Together, the five areas comprise what is the bulk of the city's urban core.

Crime declined slightly in Chattanooga from 2003 to 2008, according to the Ochs report.

But during that period, the five sub-areas that accounted for just over 14 percent of the county population were home to 40 percent of its robberies, 41 percent of aggravated assaults, 31 percent of burglaries and vandalism and 40 percent of drug offenses, according to the Ochs report.

And despite the overall moderation in crime, some of these sub-areas recorded substantial increases from 2005 to 2009. The number of robberies and burglaries more than doubled in the Amnicola-East Chattanooga area that includes Tubman, and assaults and vandalism also rose.

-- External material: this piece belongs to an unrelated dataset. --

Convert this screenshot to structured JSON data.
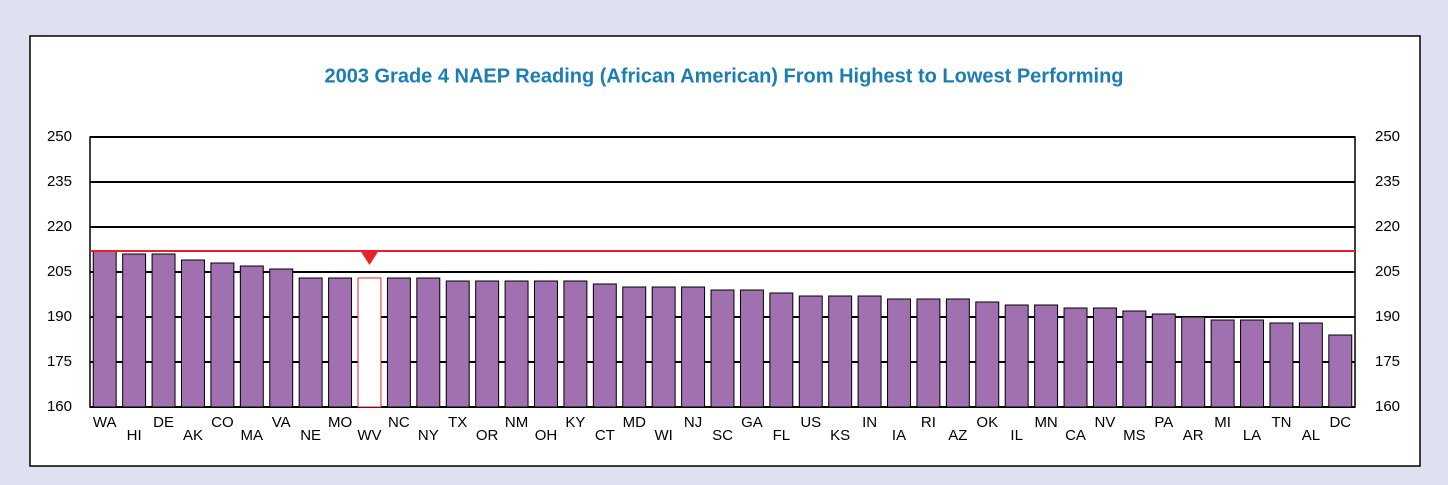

That's what worries Cash and other homeowners from the Eastdale and North Brainerd area through the Wilcox Tunnel, just a short distance from Tubman.

Cash said they plan to express their opposition to CHA's plans for Tubman directly to HUD. Cash said homeowners will ask HUD to reject the proposed closure.

Otherwise, Cash agrees with Drew, the Tubman resident, on what would result.

"It's going to be 24-hour gun wars," Cash said.